32.E disseram um ao outro: Porventura, não nos ardia o coração, quando ele, pelo caminho, nos falava, quando nos expunha as Escrituras?
33.E, na mesma hora, levantando-se, voltaram para Jerusalém, onde acharam reunidos os onze e outros com eles,
34.os quais diziam: O Senhor ressuscitou e já apareceu a Simão!

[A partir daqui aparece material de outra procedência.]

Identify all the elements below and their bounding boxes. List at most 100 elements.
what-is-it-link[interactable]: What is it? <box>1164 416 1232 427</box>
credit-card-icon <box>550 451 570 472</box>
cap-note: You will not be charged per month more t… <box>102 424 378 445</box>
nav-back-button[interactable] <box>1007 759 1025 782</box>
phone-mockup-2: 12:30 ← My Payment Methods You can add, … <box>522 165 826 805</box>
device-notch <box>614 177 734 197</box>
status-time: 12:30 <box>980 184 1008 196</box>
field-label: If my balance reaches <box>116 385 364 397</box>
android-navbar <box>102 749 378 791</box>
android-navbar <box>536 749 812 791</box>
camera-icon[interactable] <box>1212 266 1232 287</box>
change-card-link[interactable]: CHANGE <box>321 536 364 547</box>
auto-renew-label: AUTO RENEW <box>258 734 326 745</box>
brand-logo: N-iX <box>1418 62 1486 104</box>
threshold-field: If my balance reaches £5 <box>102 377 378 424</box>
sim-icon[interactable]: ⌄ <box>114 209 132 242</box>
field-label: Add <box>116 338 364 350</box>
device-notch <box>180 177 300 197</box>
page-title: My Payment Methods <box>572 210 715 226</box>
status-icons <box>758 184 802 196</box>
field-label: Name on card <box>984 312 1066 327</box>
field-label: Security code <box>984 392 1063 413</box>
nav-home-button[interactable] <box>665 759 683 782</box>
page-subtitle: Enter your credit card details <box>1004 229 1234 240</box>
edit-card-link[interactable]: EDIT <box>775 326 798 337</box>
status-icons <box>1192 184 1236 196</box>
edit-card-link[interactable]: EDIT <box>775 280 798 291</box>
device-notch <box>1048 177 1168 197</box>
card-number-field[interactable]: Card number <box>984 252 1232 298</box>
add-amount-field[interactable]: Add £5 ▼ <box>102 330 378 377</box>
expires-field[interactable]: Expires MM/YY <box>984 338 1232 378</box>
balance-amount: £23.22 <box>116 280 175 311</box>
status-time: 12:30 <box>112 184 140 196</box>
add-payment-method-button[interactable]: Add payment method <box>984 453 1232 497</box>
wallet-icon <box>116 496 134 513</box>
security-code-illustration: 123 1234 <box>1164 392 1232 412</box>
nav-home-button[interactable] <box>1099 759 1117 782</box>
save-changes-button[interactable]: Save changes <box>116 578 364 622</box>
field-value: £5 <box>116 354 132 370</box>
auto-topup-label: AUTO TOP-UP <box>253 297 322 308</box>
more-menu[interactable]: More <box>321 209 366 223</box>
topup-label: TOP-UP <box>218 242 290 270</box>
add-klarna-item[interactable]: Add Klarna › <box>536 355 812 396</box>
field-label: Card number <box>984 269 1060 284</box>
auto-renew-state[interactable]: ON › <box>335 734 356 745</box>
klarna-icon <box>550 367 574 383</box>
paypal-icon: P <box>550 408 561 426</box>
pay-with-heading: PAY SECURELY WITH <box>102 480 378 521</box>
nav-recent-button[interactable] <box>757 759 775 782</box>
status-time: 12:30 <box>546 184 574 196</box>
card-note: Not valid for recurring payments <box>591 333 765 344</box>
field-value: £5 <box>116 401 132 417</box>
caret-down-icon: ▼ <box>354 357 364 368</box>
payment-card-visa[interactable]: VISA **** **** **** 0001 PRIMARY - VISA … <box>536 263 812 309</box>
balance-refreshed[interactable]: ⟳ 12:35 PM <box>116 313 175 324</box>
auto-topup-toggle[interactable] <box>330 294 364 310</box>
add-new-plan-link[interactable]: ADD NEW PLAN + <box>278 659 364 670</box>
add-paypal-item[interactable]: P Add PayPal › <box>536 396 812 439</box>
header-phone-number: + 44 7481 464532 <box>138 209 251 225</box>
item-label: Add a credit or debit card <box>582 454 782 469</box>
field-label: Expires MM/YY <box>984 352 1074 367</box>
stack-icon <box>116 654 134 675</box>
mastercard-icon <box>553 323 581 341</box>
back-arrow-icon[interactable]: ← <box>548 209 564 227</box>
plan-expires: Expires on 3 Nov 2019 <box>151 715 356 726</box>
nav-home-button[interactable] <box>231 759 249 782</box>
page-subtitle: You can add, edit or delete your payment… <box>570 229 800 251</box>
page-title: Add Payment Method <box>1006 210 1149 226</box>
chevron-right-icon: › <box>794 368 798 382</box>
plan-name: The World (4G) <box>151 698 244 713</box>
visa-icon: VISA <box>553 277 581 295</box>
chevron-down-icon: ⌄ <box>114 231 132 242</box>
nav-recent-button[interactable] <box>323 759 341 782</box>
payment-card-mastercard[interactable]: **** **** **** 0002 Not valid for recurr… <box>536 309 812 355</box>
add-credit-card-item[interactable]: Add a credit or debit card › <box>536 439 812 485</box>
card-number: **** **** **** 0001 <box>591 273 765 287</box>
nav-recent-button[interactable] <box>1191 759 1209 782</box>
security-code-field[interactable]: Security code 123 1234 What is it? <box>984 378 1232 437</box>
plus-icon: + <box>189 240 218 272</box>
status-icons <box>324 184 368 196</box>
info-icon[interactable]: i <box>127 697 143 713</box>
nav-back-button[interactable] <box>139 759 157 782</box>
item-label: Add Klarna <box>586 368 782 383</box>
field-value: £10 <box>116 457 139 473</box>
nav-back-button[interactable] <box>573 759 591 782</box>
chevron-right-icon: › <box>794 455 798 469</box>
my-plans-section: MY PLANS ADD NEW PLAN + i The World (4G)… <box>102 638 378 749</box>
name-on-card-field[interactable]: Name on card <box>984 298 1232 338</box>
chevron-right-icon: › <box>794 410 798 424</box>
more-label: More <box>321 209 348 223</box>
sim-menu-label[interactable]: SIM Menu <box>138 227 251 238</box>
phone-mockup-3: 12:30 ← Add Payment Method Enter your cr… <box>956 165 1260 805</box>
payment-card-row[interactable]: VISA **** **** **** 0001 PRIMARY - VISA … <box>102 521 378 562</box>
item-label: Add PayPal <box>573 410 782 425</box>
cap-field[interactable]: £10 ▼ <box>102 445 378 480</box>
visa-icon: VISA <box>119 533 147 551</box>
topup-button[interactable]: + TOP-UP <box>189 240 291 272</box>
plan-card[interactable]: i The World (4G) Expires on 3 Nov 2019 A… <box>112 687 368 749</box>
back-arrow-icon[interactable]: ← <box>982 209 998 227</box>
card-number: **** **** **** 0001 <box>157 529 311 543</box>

35.Então, os dois contaram o que lhes acontecera no caminho e como fora por eles reconhecido no partir do pão.
Jesus aparece aos discípulos
36.Falavam ainda estas coisas quando Jesus apareceu no meio deles e lhes disse: Paz seja convosco!
37.Eles, porém, surpresos e atemorizados, acreditavam estarem vendo um espírito.
38.Mas ele lhes disse: Por que estais perturbados? E por que sobem dúvidas ao vosso coração?
39.Vede as minhas mãos e os meus pés, que sou eu mesmo; apalpai-me e verificai, porque um espírito não tem carne nem ossos, como vedes que eu tenho.
40.Dizendo isto, mostrou-lhes as mãos e os pés.
41.E, por não acreditarem eles ainda, por causa da alegria, e estando admirados, Jesus lhes disse: Tendes aqui alguma coisa que comer?
42.Então, lhe apresentaram um pedaço de peixe assado e um favo de mel.
43.E ele comeu na presença deles.
Jesus explica as Escrituras
44.A seguir, Jesus lhes disse: São estas as palavras que eu vos falei, estando ainda convosco: importava se cumprisse tudo o que de mim está escrito na Lei de Moisés, nos Profetas e nos Salmos.
45.Então, lhes abriu o entendimento para compreenderem as Escrituras;
46.e lhes disse: Assim está escrito que o Cristo havia de padecer e ressuscitar dentre os mortos no terceiro dia
47.e que em seu nome se pregasse arrependimento para remissão de pecados a todas as nações, começando de Jerusalém.
48.Vós sois testemunhas destas coisas.
49.Eis que envio sobre vós a promessa de meu Pai; permanecei, pois, na cidade, até que do alto sejais revestidos de poder.
A ascensão de Jesus
50.Então, os levou para Betânia e, erguendo as mãos, os abençoou.
51.Aconteceu que, enquanto os abençoava, ia-se retirando deles, sendo elevado para o céu.
52.Então, eles, adorando-o, voltaram para Jerusalém, tomados de grande júbilo;
53.e estavam sempre no templo, louvando a Deus.